Bruno Luperi, responsável pelo remake de Pantanal, afirmou em entrevista ao site Midiamax que Benedito Ruy Barbosa tentou diversas vezes que a história de Juma Marruá e o Velho do Rio fosse produzida pela Globo. De acordo com histórias que ouviu, um pequeno atrito entre o autor e o então chefão da emissora, o Boni, marcou a saída do avô da TV da família Marinho para a TV Manchete.

“Meu avô saiu da Globo há 30 anos, atrás de um sonho. Ele passou nove anos brigando pela novela na Globo e ela não saía. Reza a lenda, o que já me contaram da história, foi que o Boni (José Bonifácio de Oliveira Sobrinho, ex diretor-geral da Globo), quando meu avô falou que ia fazer Pantanal na Manchete, ele disse: ‘Vai, quebra a cara e volta’”, disse. Na época, o público mudou o hábito e saiu da plim plim para a TV da família Bloch. “E ele foi e, em menos de três semanas, já reverteram a audiência, que saiu de 7 pra 38 pontos no Ibope”, recordou.

O jovem autor deu detalhes da sua relação afetuosa com a trama. “O Pantanal surgiu como uma parte afetiva muito forte no meu imaginário, na minha infância. Eu nasci quando Pantanal estava sendo concebida, nos bastidores. Foi engraçado porque meu avô prometia pra mim e pros meus primos que ele nos levaria pro Pantanal um dia. A vida passa, vem as atribulações e acabou não acontecendo, ficou só na promessa… Mas todas as histórias que ele colocou na novela eram as que contava pra gente, ao pé da cama”, confessou.

Segundo ele, assim que o remake da trama ganhou força na Globo, sua primeira medida foi uma nova visita à produção de 1990. “Foi reassistir alguns capítulos, depois fui aos originais do meu avô. É uma leitura muito minuciosa, ponto a ponto, porque existem umas questões que são atemporais, outras não. Ela é uma novela muito bem construída do ponto de vista dramatúrgico, a minha ideia é seguir muito a toada do texto original, pois é uma obra que pede que tudo seja de raiz, os personagens têm uma raiz muito forte, nada muito forçado, inventado”, avaliou.

Sobre a possibilidade de atores da exibição original como parte da nova novela, Bruno Luperi foi claro: “Temos alguns nomes, mas são muito delicados ainda. Tenho pelo menos dois nomes certos na minha cabeça e na do Papinha (Diretor). É uma novela de fases, a gente tem o Joventino criança, adulto, Velho do Rio, Zé Leôncio novo e adulto”.
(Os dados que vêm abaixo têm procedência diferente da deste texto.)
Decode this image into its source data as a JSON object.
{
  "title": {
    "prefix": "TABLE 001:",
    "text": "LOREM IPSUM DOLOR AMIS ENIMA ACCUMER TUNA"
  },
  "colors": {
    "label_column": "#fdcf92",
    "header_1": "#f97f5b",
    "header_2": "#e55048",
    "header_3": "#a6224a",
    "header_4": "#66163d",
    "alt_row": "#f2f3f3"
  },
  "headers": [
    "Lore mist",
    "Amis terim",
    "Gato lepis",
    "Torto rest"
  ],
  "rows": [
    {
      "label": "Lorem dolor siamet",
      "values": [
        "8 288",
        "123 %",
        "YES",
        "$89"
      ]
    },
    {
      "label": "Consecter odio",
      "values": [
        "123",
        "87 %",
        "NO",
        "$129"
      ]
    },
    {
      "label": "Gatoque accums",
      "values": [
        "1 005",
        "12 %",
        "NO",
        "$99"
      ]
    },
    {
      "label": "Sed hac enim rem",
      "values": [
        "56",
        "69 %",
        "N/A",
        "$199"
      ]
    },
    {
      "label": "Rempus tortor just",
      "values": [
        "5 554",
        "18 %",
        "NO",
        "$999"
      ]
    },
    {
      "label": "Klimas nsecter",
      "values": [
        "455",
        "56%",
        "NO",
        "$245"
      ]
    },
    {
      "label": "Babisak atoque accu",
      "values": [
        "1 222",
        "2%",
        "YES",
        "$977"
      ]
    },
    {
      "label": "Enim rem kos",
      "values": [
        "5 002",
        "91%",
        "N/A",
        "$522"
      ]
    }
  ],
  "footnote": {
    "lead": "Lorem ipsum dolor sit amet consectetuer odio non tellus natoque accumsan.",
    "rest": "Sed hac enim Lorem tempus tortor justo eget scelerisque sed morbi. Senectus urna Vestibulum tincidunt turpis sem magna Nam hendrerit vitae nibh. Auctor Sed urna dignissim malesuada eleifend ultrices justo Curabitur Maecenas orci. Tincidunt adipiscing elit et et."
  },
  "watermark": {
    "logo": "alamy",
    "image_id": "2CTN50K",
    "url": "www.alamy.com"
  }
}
“Agora, acho que não é a hora de divulgar nada ainda, mas a ideia é sim trazer alguém. Não acho que vá ser nada óbvio, vamos olhar com carinho pra isso”, acrescentou ele, que admitiu conversas com Benedito sobre a próxima Juma. “Em conversas com meu avô sobre a Juma, sobre quem ela seja, imagino muito claro uma menina, jovem, não será um rosto muito conhecido, pode ter um, dois trabalhos nas costas, um rosto novo, fresco”, detalhou.

“Uma menina que é um bicho por fora, que carrega em si a essência masculina do preservar-se, proteger-se… Já o  Jove, que é o contrário, é um homem criado por três mulheres no Rio de Janeiro, com a mesada do pai, que na opinião dele, está morto, sem nenhuma necessidade de se conectar ao mundo masculino, arquetípico convencional. Ele acaba sendo um homem que tem a alma feminina muito estabelecida, não uma situação ligada a sexualidade, e a Juma uma mulher com alma masculina, a gente ganha essa discussão. Naquela época não aprofundaram tanto o tema, mas hoje a gente tem uma margem muito bacana”, contou.